Mexican states and municipalities keep swapping securitized debt for bank loans (ASR, 2/13/06) and the State of Mexico is next up to take advantage of overflowing liquidity in the banking sector, according to sources.
The issuer was toxic to lenders only a few years ago, leaving it few options but to securitize its co-participation revenues and hope market-based investors would bite. Now Banco Inbursa is dangling conditions before the state that trump those of its remaining outstanding bonds, which number two from an initial six.
The issuer will retire the bonds with a loan of roughly Ps750 million ($70 million), according to a source close to the deal. The state had already wiped out its other four deals with bank debt last year. The Inbursa loan will mature in 2012. Backed by payroll taxes, the notes were set to mature in 2007.
The initial placements issued by the State of Mexico went primarily to retail and investment funds. Pension funds were turned off by the mxA' national scale rating from Standard & Poor's. Fitch Ratings gave the deals a AA(mex)' on the national scale. Santander Investment was the issuer and Protego Asesores was the structuring agent.

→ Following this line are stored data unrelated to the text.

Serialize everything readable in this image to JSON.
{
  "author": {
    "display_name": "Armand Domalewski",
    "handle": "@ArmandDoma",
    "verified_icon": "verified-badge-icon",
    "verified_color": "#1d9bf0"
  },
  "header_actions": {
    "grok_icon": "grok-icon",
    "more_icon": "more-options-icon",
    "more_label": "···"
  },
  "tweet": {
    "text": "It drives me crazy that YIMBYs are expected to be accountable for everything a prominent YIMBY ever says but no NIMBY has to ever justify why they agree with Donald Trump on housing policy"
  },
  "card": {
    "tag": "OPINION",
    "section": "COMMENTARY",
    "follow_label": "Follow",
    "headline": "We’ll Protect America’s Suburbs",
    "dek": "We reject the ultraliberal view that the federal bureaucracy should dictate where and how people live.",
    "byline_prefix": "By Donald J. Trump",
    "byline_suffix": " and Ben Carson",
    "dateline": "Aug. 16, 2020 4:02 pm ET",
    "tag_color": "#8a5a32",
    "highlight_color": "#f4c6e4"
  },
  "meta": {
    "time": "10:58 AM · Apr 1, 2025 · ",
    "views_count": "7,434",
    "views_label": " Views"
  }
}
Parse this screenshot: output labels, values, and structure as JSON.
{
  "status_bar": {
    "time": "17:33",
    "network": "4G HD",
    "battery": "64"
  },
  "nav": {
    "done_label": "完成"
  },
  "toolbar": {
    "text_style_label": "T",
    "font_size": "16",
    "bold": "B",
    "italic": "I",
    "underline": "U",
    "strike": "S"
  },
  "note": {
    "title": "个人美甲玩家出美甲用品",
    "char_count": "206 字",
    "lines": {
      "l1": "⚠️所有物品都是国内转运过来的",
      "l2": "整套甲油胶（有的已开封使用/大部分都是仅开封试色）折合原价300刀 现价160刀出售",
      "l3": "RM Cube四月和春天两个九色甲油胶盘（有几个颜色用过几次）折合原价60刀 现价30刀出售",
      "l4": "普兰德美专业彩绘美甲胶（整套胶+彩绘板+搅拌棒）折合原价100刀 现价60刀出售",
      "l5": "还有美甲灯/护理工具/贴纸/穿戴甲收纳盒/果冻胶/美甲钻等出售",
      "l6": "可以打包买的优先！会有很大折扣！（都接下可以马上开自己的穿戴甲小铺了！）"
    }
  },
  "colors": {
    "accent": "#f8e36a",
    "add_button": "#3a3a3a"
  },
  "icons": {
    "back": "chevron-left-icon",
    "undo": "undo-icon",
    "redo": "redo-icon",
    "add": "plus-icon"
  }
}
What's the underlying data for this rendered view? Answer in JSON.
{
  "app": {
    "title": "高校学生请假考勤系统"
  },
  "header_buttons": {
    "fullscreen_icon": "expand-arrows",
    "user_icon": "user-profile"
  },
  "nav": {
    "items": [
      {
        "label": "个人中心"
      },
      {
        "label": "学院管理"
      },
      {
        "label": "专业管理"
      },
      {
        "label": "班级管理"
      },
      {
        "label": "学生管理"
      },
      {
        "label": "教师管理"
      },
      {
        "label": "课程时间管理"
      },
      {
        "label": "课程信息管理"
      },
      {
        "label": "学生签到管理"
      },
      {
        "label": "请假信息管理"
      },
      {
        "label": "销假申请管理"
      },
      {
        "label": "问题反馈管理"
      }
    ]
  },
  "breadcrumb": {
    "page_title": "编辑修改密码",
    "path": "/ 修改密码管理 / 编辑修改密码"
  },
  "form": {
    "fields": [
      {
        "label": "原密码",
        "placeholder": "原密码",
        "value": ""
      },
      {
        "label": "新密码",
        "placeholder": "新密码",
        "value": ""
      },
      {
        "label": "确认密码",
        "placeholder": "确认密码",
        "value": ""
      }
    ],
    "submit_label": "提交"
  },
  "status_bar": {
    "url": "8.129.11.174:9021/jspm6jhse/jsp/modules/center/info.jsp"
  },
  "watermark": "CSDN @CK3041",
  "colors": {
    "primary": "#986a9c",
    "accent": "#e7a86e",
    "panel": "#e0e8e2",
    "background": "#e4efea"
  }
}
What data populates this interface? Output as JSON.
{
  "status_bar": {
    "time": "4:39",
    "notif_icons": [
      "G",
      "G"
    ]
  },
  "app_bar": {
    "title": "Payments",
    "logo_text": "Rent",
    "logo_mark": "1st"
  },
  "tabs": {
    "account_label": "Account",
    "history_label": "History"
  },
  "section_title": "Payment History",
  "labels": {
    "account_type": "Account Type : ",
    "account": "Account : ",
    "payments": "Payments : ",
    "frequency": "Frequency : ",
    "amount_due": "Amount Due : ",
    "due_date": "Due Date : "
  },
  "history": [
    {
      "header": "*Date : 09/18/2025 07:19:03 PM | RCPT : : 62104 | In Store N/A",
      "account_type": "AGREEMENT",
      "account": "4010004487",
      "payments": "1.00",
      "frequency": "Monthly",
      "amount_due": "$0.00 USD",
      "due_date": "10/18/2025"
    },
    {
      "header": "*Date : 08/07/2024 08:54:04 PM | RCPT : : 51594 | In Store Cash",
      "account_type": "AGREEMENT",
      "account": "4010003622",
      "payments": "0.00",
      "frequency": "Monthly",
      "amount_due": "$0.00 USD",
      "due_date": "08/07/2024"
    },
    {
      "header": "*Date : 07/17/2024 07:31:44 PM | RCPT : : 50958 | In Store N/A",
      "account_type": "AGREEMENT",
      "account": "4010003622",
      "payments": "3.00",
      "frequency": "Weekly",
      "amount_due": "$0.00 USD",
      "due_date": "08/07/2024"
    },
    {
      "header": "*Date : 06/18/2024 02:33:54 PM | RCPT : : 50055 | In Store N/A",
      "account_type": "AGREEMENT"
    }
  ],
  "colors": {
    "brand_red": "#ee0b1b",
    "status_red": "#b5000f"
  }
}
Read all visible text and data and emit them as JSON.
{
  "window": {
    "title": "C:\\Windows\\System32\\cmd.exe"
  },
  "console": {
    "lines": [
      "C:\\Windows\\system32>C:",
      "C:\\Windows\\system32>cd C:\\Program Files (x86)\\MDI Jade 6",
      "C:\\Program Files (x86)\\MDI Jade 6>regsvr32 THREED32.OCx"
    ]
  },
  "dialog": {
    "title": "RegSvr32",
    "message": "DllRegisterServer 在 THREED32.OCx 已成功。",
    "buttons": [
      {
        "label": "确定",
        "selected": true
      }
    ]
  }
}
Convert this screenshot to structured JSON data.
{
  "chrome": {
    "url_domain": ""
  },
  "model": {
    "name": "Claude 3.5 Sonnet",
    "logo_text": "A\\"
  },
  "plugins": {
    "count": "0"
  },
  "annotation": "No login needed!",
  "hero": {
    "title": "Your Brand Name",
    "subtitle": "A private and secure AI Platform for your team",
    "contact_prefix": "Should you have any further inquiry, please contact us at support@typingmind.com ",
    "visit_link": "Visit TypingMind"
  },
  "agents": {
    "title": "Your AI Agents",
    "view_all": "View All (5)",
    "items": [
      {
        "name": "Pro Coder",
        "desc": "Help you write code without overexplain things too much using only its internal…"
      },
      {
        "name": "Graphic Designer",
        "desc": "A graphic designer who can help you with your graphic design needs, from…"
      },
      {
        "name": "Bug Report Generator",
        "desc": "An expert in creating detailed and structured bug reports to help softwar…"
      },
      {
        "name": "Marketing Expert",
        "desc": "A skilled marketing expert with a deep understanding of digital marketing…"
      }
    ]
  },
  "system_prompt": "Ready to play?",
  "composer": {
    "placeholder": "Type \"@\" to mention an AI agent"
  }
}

The municipality of Guadalajara redeemed a securitized bond two weeks ago with proceeds from a bank loan. The outstanding size of the bond was Ps656 million. The terms of the loan, unavailable at press time, were apparently generous enough to justify Guadalajara paying a Ps8.5 million premium for early redemption.
The municipality issued the transaction in December 2002 via Santander Investment. The collateral included federal co-participation revenues, which are funds that the central government distributes to sub-sovereign entities.